Les grandes surfaces à dominante alimentaires (GMS) ont longtemps été frileuses dans le référencement de produits contenant du CBD. Monoprix a cependant vite saisi la ­mesure du phénomène en installant un corner La Santé au quotidien dans quelques magasins tests dès avril 2021 puis dans 250 points de vente quelques mois plus tard. On y trouve quatre signatures au CBD : Kaya, Peace and Skin, Harmony et What the Hemp (« hemp » signifie « chanvre » en anglais). La Grande Épicerie de Paris propose plusieurs boissons au CBD comme Naka et Trip. Casino a également référencé des produits au CBD. Selon nos informations, plusieurs nouveautés sont en attente d’une validation des services juridiques pour entrer chez Carrefour. Et E. Leclerc fait plancher son service qualité, notamment pour accueillir des cosmétiques, huiles et tisanes dans ses parapharmacies.

Lors du dernier salon de la franchise, sept enseignes proposant du CBD ont tenu un stand. Elles ont, en quelque sorte, pris le relais des franchises de cigarettes électroniques, si tendance voilà cinq ans. Citons Purple Store, qui se décrit comme le spécialiste du chanvre et du bien-être. Dirigée depuis 2020 par Brice Masseix, elle compte une cinquantaine d’adresses. CBD Shop France, ­enseigne créée début 2018 à Antibes (06) par Franckie Rugolo, dispose de 94 magasins. « La rentabilité est très vite arrivée », apprécie Marie, franchisée CBD Shop France dans la région Rhône-Alpes.
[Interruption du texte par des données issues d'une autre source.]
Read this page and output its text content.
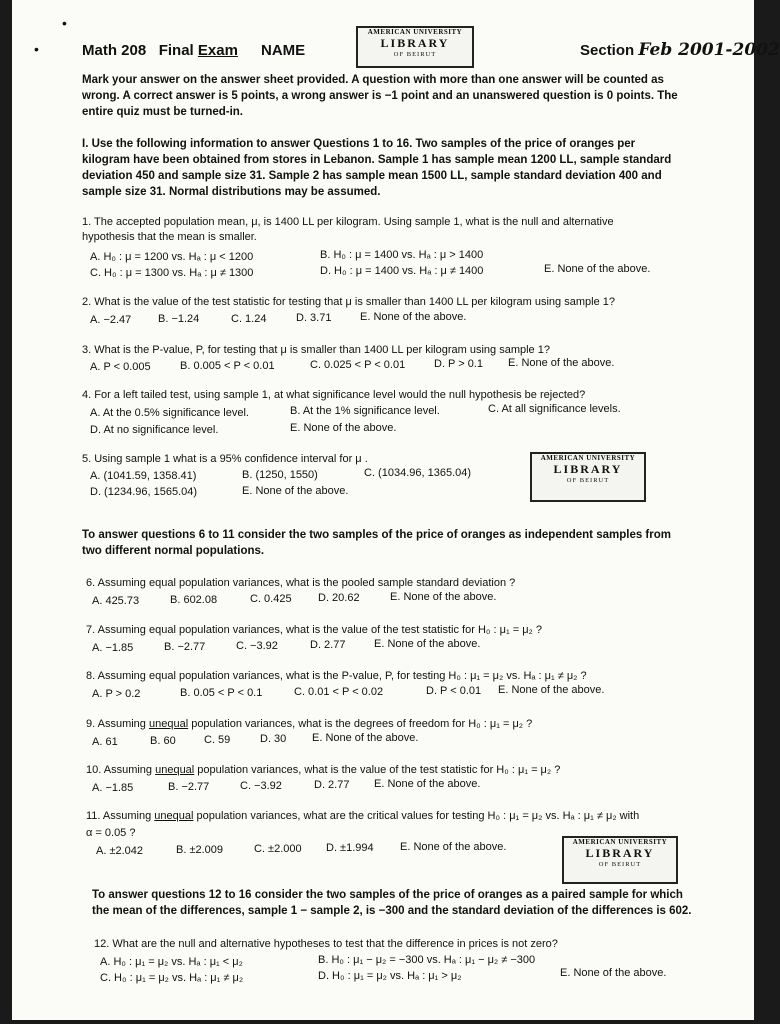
•
•	Math 208 Final Exam NAME
AMERICAN UNIVERSITY
LIBRARY
OF BEIRUT	Section Feb 2001-2002
Mark your answer on the answer sheet provided. A question with more than one answer will be counted as wrong. A correct answer is 5 points, a wrong answer is −1 point and an unanswered question is 0 points. The entire quiz must be turned-in.
I. Use the following information to answer Questions 1 to 16. Two samples of the price of oranges per kilogram have been obtained from stores in Lebanon. Sample 1 has sample mean 1200 LL, sample standard deviation 450 and sample size 31. Sample 2 has sample mean 1500 LL, sample standard deviation 400 and sample size 31. Normal distributions may be assumed.
1. The accepted population mean, μ, is 1400 LL per kilogram. Using sample 1, what is the null and alternative hypothesis that the mean is smaller.
A. H₀ : μ = 1200 vs. Hₐ : μ < 1200	B. H₀ : μ = 1400 vs. Hₐ : μ > 1400
C. H₀ : μ = 1300 vs. Hₐ : μ ≠ 1300	D. H₀ : μ = 1400 vs. Hₐ : μ ≠ 1400	E. None of the above.
2. What is the value of the test statistic for testing that μ is smaller than 1400 LL per kilogram using sample 1?
A. −2.47 B. −1.24	C. 1.24	D. 3.71	E. None of the above.
3. What is the P-value, P, for testing that μ is smaller than 1400 LL per kilogram using sample 1?
A. P < 0.005	B. 0.005 < P < 0.01	C. 0.025 < P < 0.01	D. P > 0.1 E. None of the above.
4. For a left tailed test, using sample 1, at what significance level would the null hypothesis be rejected?
A. At the 0.5% significance level.	B. At the 1% significance level.	C. At all significance levels.
D. At no significance level.	E. None of the above.
5. Using sample 1 what is a 95% confidence interval for μ .
A. (1041.59, 1358.41)	B. (1250, 1550)	C. (1034.96, 1365.04)
D. (1234.96, 1565.04)	E. None of the above.
AMERICAN UNIVERSITY
LIBRARY
OF BEIRUT
To answer questions 6 to 11 consider the two samples of the price of oranges as independent samples from two different normal populations.
6. Assuming equal population variances, what is the pooled sample standard deviation ?
A. 425.73	B. 602.08	C. 0.425 D. 20.62	E. None of the above.
7. Assuming equal population variances, what is the value of the test statistic for H₀ : μ₁ = μ₂ ?
A. −1.85	B. −2.77	C. −3.92	D. 2.77	E. None of the above.
8. Assuming equal population variances, what is the P-value, P, for testing H₀ : μ₁ = μ₂ vs. Hₐ : μ₁ ≠ μ₂ ?
A. P > 0.2	B. 0.05 < P < 0.1	C. 0.01 < P < 0.02	D. P < 0.01 E. None of the above.
9. Assuming unequal population variances, what is the degrees of freedom for H₀ : μ₁ = μ₂ ?
A. 61	B. 60	C. 59	D. 30 E. None of the above.
10. Assuming unequal population variances, what is the value of the test statistic for H₀ : μ₁ = μ₂ ?
A. −1.85	B. −2.77	C. −3.92	D. 2.77 E. None of the above.
11. Assuming unequal population variances, what are the critical values for testing H₀ : μ₁ = μ₂ vs. Hₐ : μ₁ ≠ μ₂ with
α = 0.05 ?
A. ±2.042	B. ±2.009	C. ±2.000 D. ±1.994 E. None of the above.	AMERICAN UNIVERSITY
LIBRARY
OF BEIRUT
To answer questions 12 to 16 consider the two samples of the price of oranges as a paired sample for which the mean of the differences, sample 1 − sample 2, is −300 and the standard deviation of the differences is 602.
12. What are the null and alternative hypotheses to test that the difference in prices is not zero?
A. H₀ : μ₁ = μ₂ vs. Hₐ : μ₁ < μ₂	B. H₀ : μ₁ − μ₂ = −300 vs. Hₐ : μ₁ − μ₂ ≠ −300
C. H₀ : μ₁ = μ₂ vs. Hₐ : μ₁ ≠ μ₂	D. H₀ : μ₁ = μ₂ vs. Hₐ : μ₁ > μ₂	E. None of the above.
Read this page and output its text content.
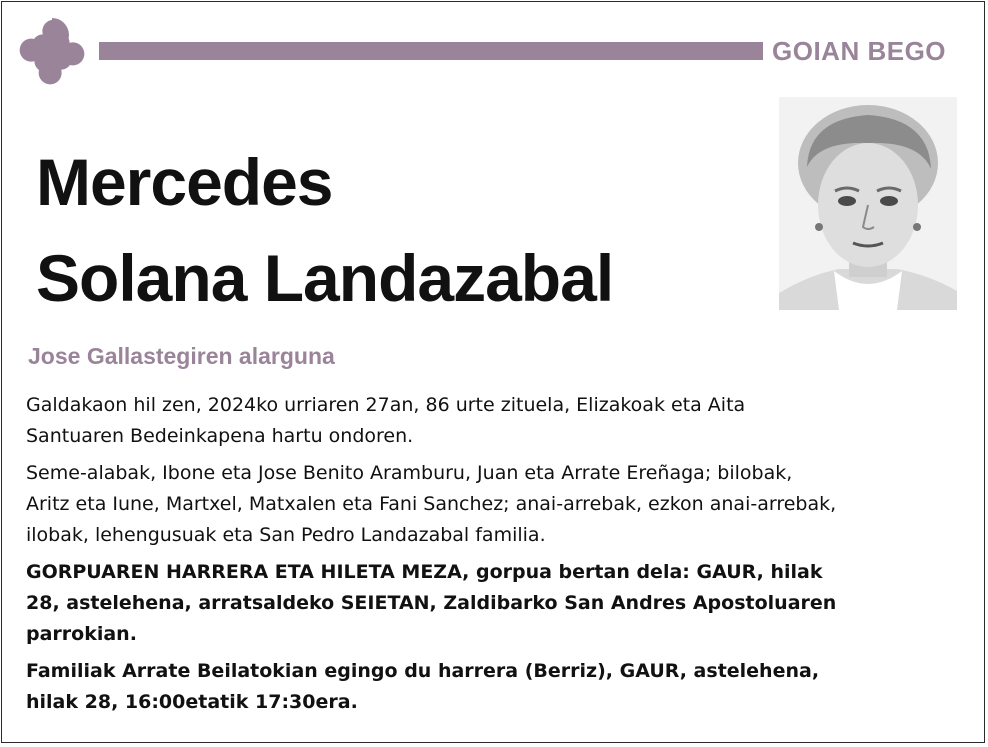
GOIAN BEGO
Mercedes
Solana Landazabal
Jose Gallastegiren alarguna

Galdakaon hil zen, 2024ko urriaren 27an, 86 urte zituela, Elizakoak eta Aita
Santuaren Bedeinkapena hartu ondoren.

Seme-alabak, Ibone eta Jose Benito Aramburu, Juan eta Arrate Ereñaga; bilobak,
Aritz eta Iune, Martxel, Matxalen eta Fani Sanchez; anai-arrebak, ezkon anai-arrebak,
ilobak, lehengusuak eta San Pedro Landazabal familia.

GORPUAREN HARRERA ETA HILETA MEZA, gorpua bertan dela: GAUR, hilak
28, astelehena, arratsaldeko SEIETAN, Zaldibarko San Andres Apostoluaren
parrokian.

Familiak Arrate Beilatokian egingo du harrera (Berriz), GAUR, astelehena,
hilak 28, 16:00etatik 17:30era.
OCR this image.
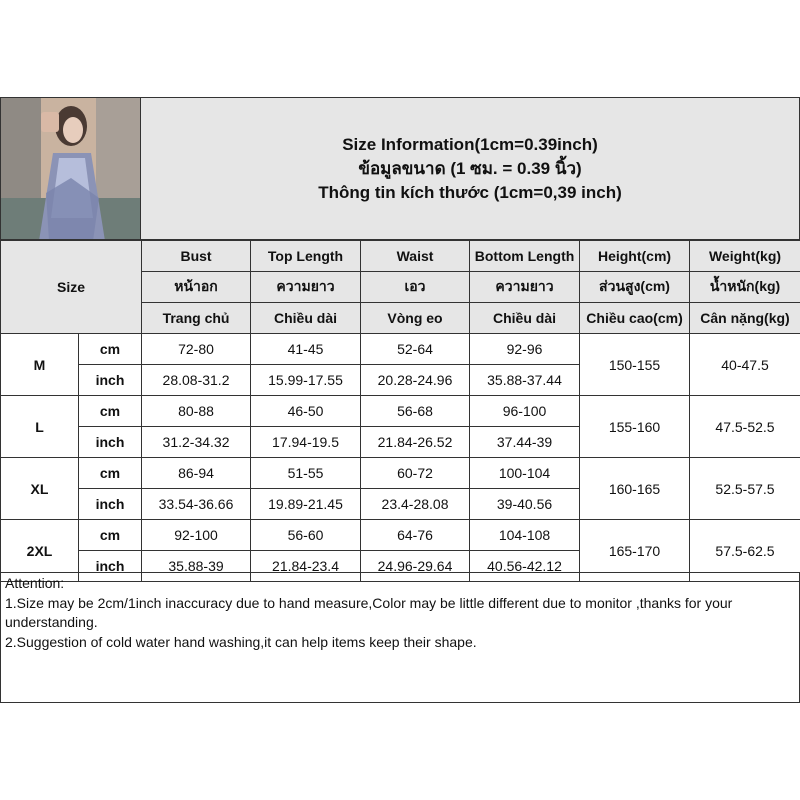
Size Information(1cm=0.39inch)
ข้อมูลขนาด (1 ซม. = 0.39 นิ้ว)
Thông tin kích thước (1cm=0,39 inch)
Size		Bust	Top Length	Waist	Bottom Length	Height(cm)	Weight(kg)
		หน้าอก	ความยาว	เอว	ความยาว	ส่วนสูง(cm)	น้ำหนัก(kg)
		Trang chủ	Chiều dài	Vòng eo	Chiều dài	Chiều cao(cm)	Cân nặng(kg)
M	cm	72-80	41-45	52-64	92-96	150-155	40-47.5
	inch	28.08-31.2	15.99-17.55	20.28-24.96	35.88-37.44		
L	cm	80-88	46-50	56-68	96-100	155-160	47.5-52.5
	inch	31.2-34.32	17.94-19.5	21.84-26.52	37.44-39		
XL	cm	86-94	51-55	60-72	100-104	160-165	52.5-57.5
	inch	33.54-36.66	19.89-21.45	23.4-28.08	39-40.56		
2XL	cm	92-100	56-60	64-76	104-108	165-170	57.5-62.5
	inch	35.88-39	21.84-23.4	24.96-29.64	40.56-42.12		
Attention:
1.Size may be 2cm/1inch inaccuracy due to hand measure,Color may be little different due to monitor ,thanks for your understanding.
2.Suggestion of cold water hand washing,it can help items keep their shape.
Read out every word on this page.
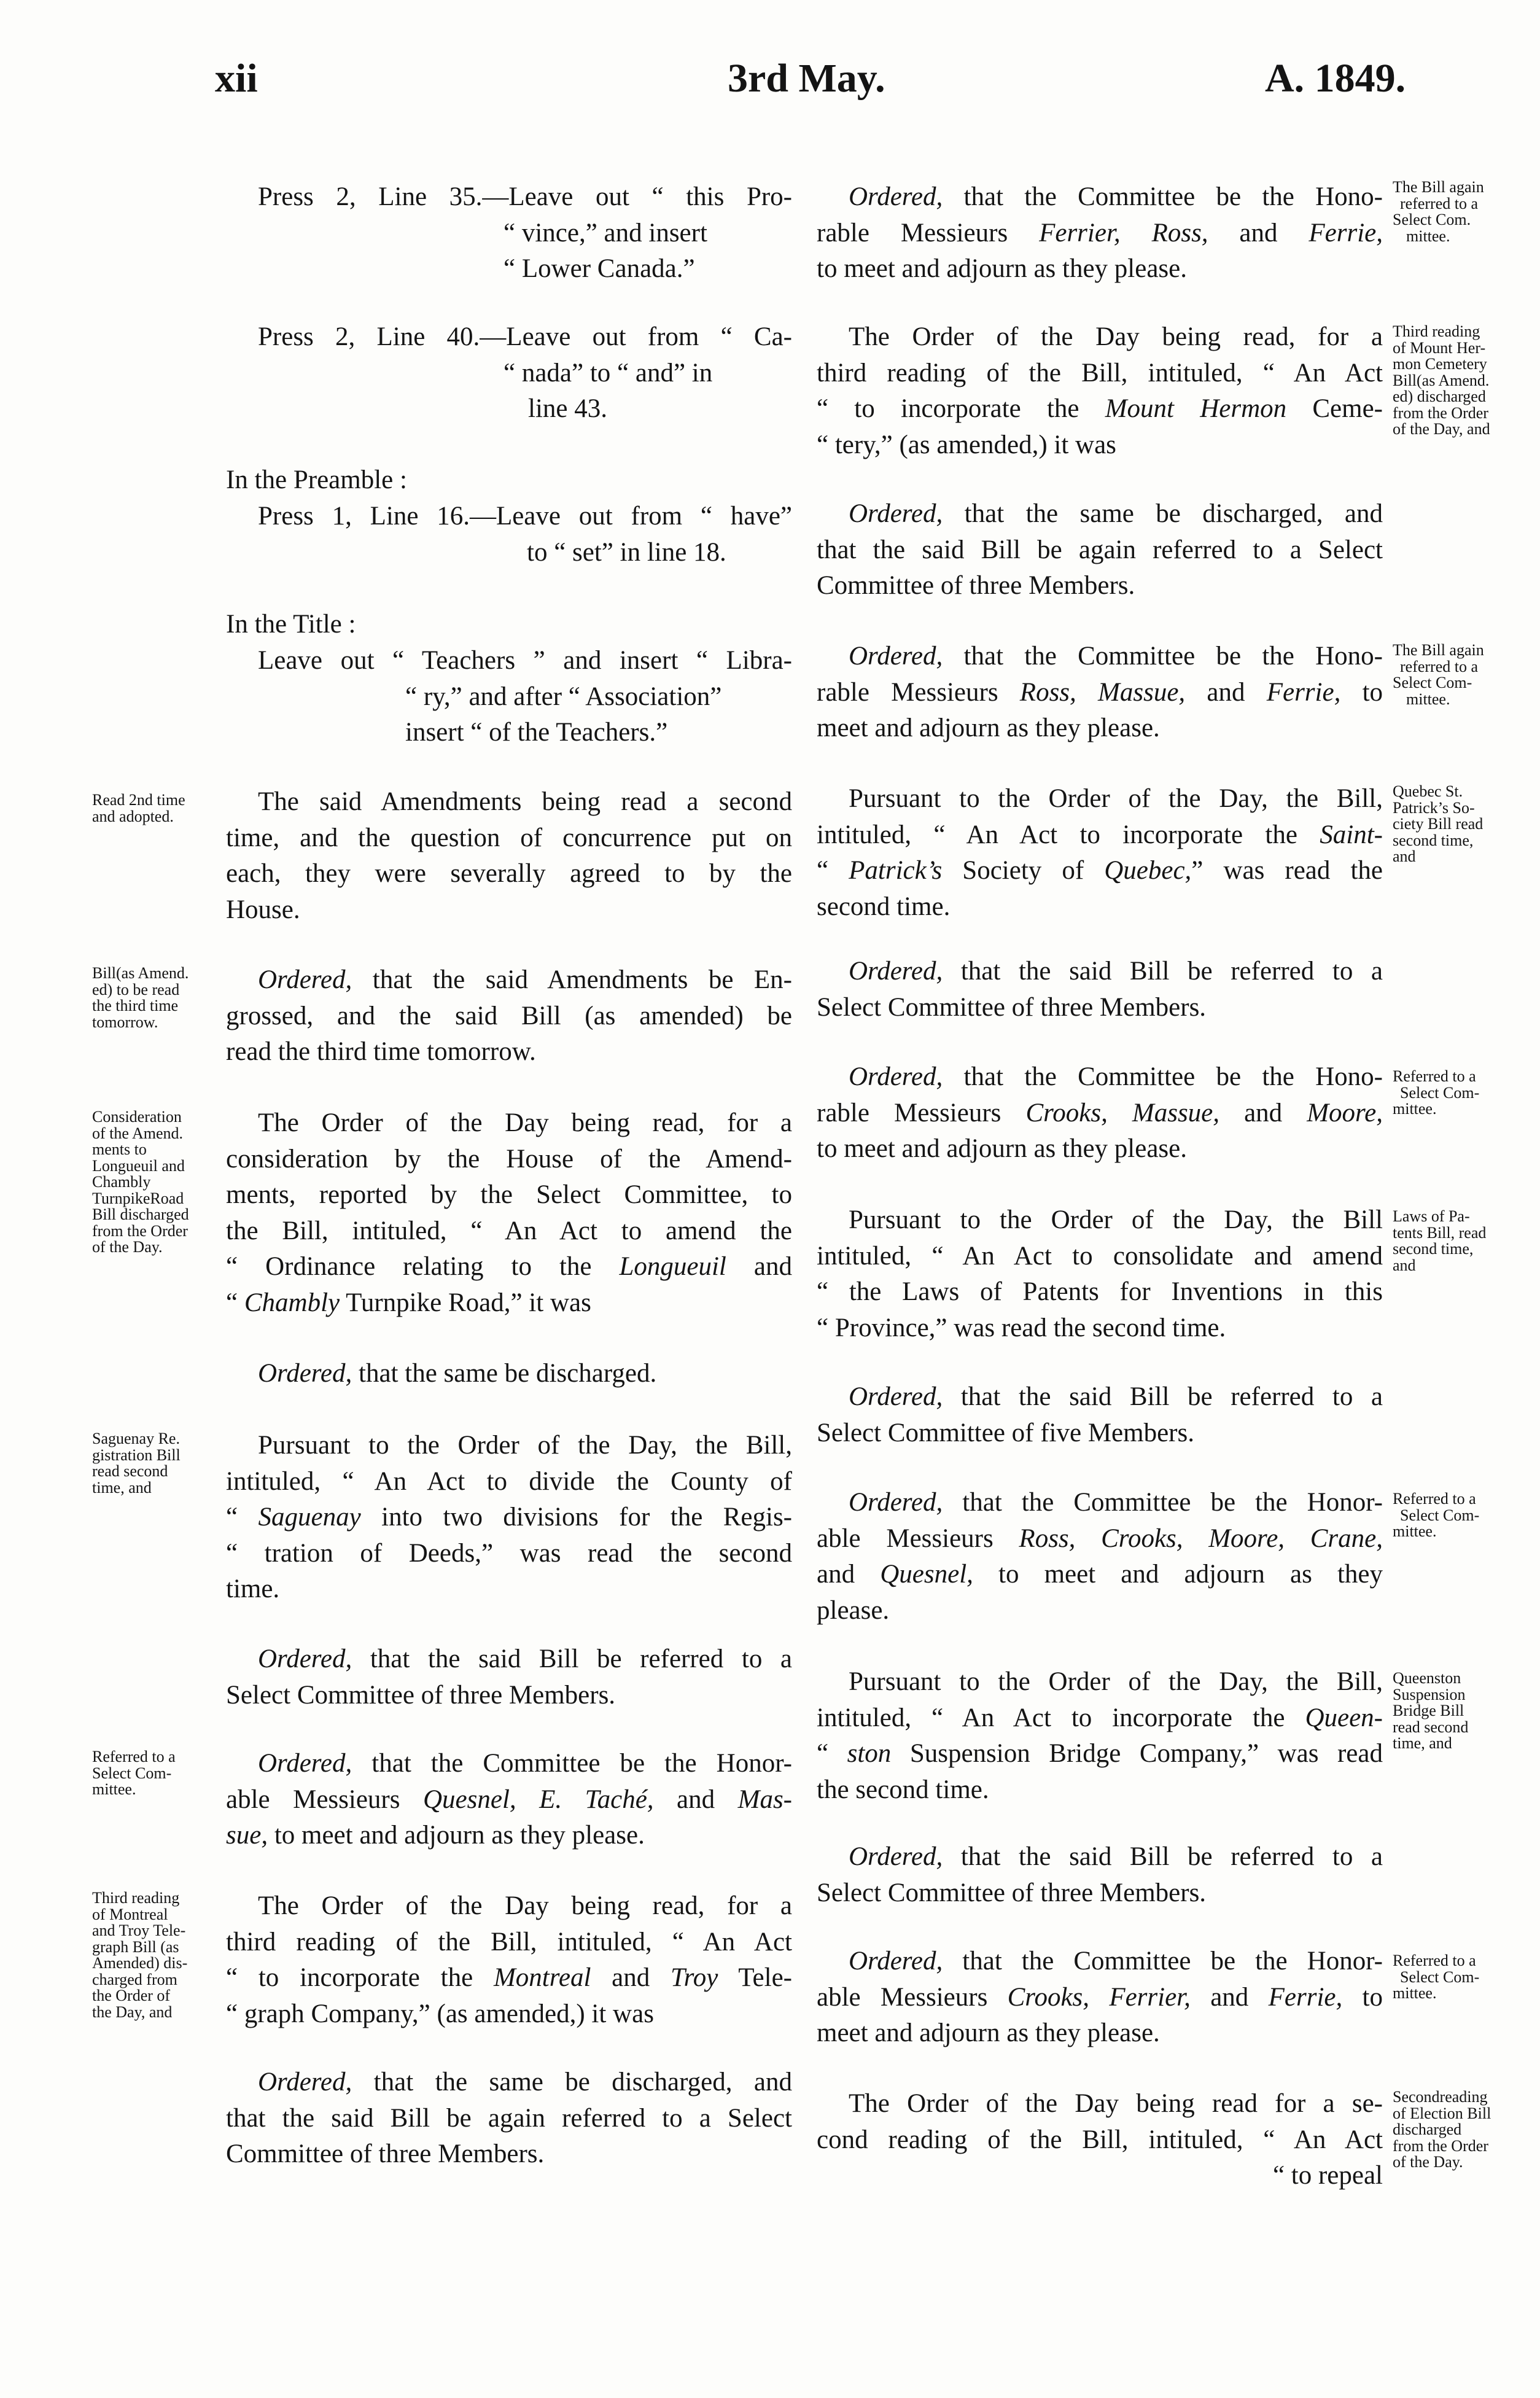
xii	3rd May.	A. 1849.
Press 2, Line 35.—Leave out “ this Pro-
“ vince,” and insert
“ Lower Canada.”
Press 2, Line 40.—Leave out from “ Ca-
“ nada” to “ and” in
line 43.
In the Preamble :
Press 1, Line 16.—Leave out from “ have”
to “ set” in line 18.
In the Title :
Leave out “ Teachers ” and insert “ Libra-
“ ry,” and after “ Association”
insert “ of the Teachers.”
The said Amendments being read a second
time, and the question of concurrence put on
each, they were severally agreed to by the
House.
Ordered, that the said Amendments be En-
grossed, and the said Bill (as amended) be
read the third time tomorrow.
The Order of the Day being read, for a
consideration by the House of the Amend-
ments, reported by the Select Committee, to
the Bill, intituled, “ An Act to amend the
“ Ordinance relating to the Longueuil and
“ Chambly Turnpike Road,” it was
Ordered, that the same be discharged.
Pursuant to the Order of the Day, the Bill,
intituled, “ An Act to divide the County of
“ Saguenay into two divisions for the Regis-
“ tration of Deeds,” was read the second
time.
Ordered, that the said Bill be referred to a
Select Committee of three Members.
Ordered, that the Committee be the Honor-
able Messieurs Quesnel, E. Taché, and Mas-
sue, to meet and adjourn as they please.
The Order of the Day being read, for a
third reading of the Bill, intituled, “ An Act
“ to incorporate the Montreal and Troy Tele-
“ graph Company,” (as amended,) it was
Ordered, that the same be discharged, and
that the said Bill be again referred to a Select
Committee of three Members.
Ordered, that the Committee be the Hono-
rable Messieurs Ferrier, Ross, and Ferrie,
to meet and adjourn as they please.
The Order of the Day being read, for a
third reading of the Bill, intituled, “ An Act
“ to incorporate the Mount Hermon Ceme-
“ tery,” (as amended,) it was
Ordered, that the same be discharged, and
that the said Bill be again referred to a Select
Committee of three Members.
Ordered, that the Committee be the Hono-
rable Messieurs Ross, Massue, and Ferrie, to
meet and adjourn as they please.
Pursuant to the Order of the Day, the Bill,
intituled, “ An Act to incorporate the Saint-
“ Patrick’s Society of Quebec,” was read the
second time.
Ordered, that the said Bill be referred to a
Select Committee of three Members.
Ordered, that the Committee be the Hono-
rable Messieurs Crooks, Massue, and Moore,
to meet and adjourn as they please.
Pursuant to the Order of the Day, the Bill
intituled, “ An Act to consolidate and amend
“ the Laws of Patents for Inventions in this
“ Province,” was read the second time.
Ordered, that the said Bill be referred to a
Select Committee of five Members.
Ordered, that the Committee be the Honor-
able Messieurs Ross, Crooks, Moore, Crane,
and Quesnel, to meet and adjourn as they
please.
Pursuant to the Order of the Day, the Bill,
intituled, “ An Act to incorporate the Queen-
“ ston Suspension Bridge Company,” was read
the second time.
Ordered, that the said Bill be referred to a
Select Committee of three Members.
Ordered, that the Committee be the Honor-
able Messieurs Crooks, Ferrier, and Ferrie, to
meet and adjourn as they please.
The Order of the Day being read for a se-
cond reading of the Bill, intituled, “ An Act
“ to repeal
Read 2nd time
and adopted.
Bill(as Amend.
ed) to be read
the third time
tomorrow.
Consideration
of the Amend.
ments to
Longueuil and
Chambly
TurnpikeRoad
Bill discharged
from the Order
of the Day.
Saguenay Re.
gistration Bill
read second
time, and
Referred to a
Select Com-
mittee.
Third reading
of Montreal
and Troy Tele-
graph Bill (as
Amended) dis-
charged from
the Order of
the Day, and
The Bill again
referred to a
Select Com.
mittee.
Third reading
of Mount Her-
mon Cemetery
Bill(as Amend.
ed) discharged
from the Order
of the Day, and
The Bill again
referred to a
Select Com-
mittee.
Quebec St.
Patrick’s So-
ciety Bill read
second time,
and
Referred to a
Select Com-
mittee.
Laws of Pa-
tents Bill, read
second time,
and
Referred to a
Select Com-
mittee.
Queenston
Suspension
Bridge Bill
read second
time, and
Referred to a
Select Com-
mittee.
Secondreading
of Election Bill
discharged
from the Order
of the Day.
Des produits divers et variés

  • Sels de bains, produits cosmétiques, tisanes multiplantes, boissons et huiles font partie des principaux PGC au CBD. Des produits souvent onéreux car le CBD est une molécule rare et recherchée, donc chère.
Sels de bain
La marque Équilibre, fondée en 2020 par Léa Ruellan, se décline notamment en deux sels de bain, l’un à la rose, l’autre à l’eucalyptus. Ce sont des grains de sel de l’Himalaya infusés au CBD puis combinés aux plantes précitées et à des huiles hydratantes. PVC: 30 € le sachet de 220 g.
Huile
Deux gouttes sous la langue une heure avant le coucher faciliteraient l’endormissement. C’est l’une des promesses qui circulent sur les huiles au CBD. Elles font partie des références phares des marques promouvant cet ingrédient. Ici, l’huile Divie à la menthe. Elle existe en trois concentrations : 5% (PVC: 35 €), 10% (69 €) et 20% (95 €).
Boisson
Chilled, l’une des premières boissons françaises à base de CBD, se décline dans un parfum abricot. Cette marque respectera les dispositions du statut Novel Food propre au CBD dès que celui-ci sera connu
Tisane
Les fleurs de chanvre sous forme de tisanes sont également des produits d’appel pour les marques. La tisane bio Gong signée Yogah contient 40% de chanvre associés à des plantes apaisantes (mélisse, tilleul aubier, marjolaine, verveine, tilleul fleur, camomille, fenouil et lavande). PVC: 14,9 € le sachet de 34 g.